Caregivers’ burden among parents of children with Cerebral Palsy
DOI:
https://doi.org/10.52442/rjhs.v3i1.75Keywords:
cerebral palsy, caregiver burden, emotional health, physical health, social participation, stressAbstract
Introduction: Caregivers help a person in those actions which cannot be performed by an individual independently; a person’s personal needs, environmental barriers that hinders an individual’s abilities etc. This ultimately puts an increased burden on the caregiver. This study was conducted to determine the levels of caregivers’ burden among the parents of children with cerebral palsy.
Material & Methods: A cross-sectional survey was conducted on 298 parents of children with cerebral palsy. Non-probability convenience sampling technique was used to collect data from the parents coming to the National Institute of Rehabilitation Medicine, Islamabad. The parents of children with cerebral palsy who were having auditory, cognitive or visual impairment were excluded from this study. Demographic information form and Caregiver Burden Inventory were used for the data collection. The data was analysed through IBM SPSS version 21 and results were presented in the form of frequency, percentages and mean ± sd with p-value wherever needed.

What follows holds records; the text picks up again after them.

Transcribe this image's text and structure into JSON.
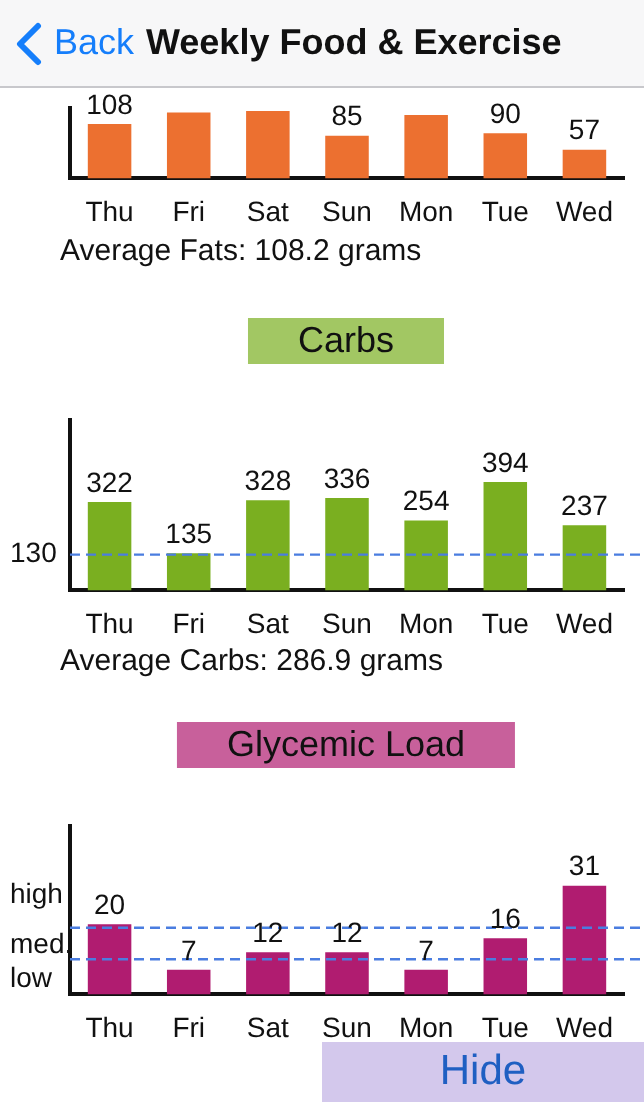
{
  "chart_data": [
    {
      "type": "other",
      "title": "Weekly Food & Exercise",
      "annotations": [
        "Back",
        "Hide"
      ]
    },
    {
      "type": "bar",
      "categories": [
        "Thu",
        "Fri",
        "Sat",
        "Sun",
        "Mon",
        "Tue",
        "Wed"
      ],
      "values": [
        108,
        131,
        134,
        85,
        126,
        90,
        57
      ],
      "value_labels": [
        "108",
        null,
        null,
        "85",
        null,
        "90",
        "57"
      ],
      "color": "#ec7030",
      "ylim": [
        0,
        140
      ],
      "tick_labels": "x",
      "annotations": [
        "Average Fats: 108.2 grams"
      ]
    },
    {
      "type": "bar",
      "title": "Carbs",
      "categories": [
        "Thu",
        "Fri",
        "Sat",
        "Sun",
        "Mon",
        "Tue",
        "Wed"
      ],
      "values": [
        322,
        135,
        328,
        336,
        254,
        394,
        237
      ],
      "data_labels": true,
      "color": "#7aaf20",
      "ylim": [
        0,
        620
      ],
      "tick_labels": "x",
      "ref_lines": [
        {
          "axis": "y",
          "value": 130,
          "label": "130",
          "color": "#4a7de0",
          "line_style": "dashed"
        }
      ],
      "annotations": [
        "Average Carbs: 286.9 grams"
      ]
    },
    {
      "type": "bar",
      "title": "Glycemic Load",
      "categories": [
        "Thu",
        "Fri",
        "Sat",
        "Sun",
        "Mon",
        "Tue",
        "Wed"
      ],
      "values": [
        20,
        7,
        12,
        12,
        7,
        16,
        31
      ],
      "data_labels": true,
      "color": "#b01c70",
      "ylim": [
        0,
        48
      ],
      "tick_labels": "x",
      "annotations": [
        "high",
        "med.",
        "low"
      ],
      "ref_lines": [
        {
          "axis": "y",
          "value": 19,
          "color": "#4a7de0",
          "line_style": "dashed"
        },
        {
          "axis": "y",
          "value": 10,
          "color": "#4a7de0",
          "line_style": "dashed"
        }
      ]
    }
  ]
}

Results: the result of this study showed a greater need for respite and other services for caregivers of children with cerebral palsy. The overall Caregiver Burden Inventory score was 45.19 ± 11.9. Out of the total included participants, 163 (54.33%) participants sometimes needed relief, 116 (36.67%) needed frequent need for relief and other services while 19 (6.33%) of the included parents rarely needed relief and other services.
Conclusion: Majority of the caregivers of children with cerebral palsy needed relief and other services (compromise the growth, physical and emotional health and social relationship) to manage caregivers’ burden.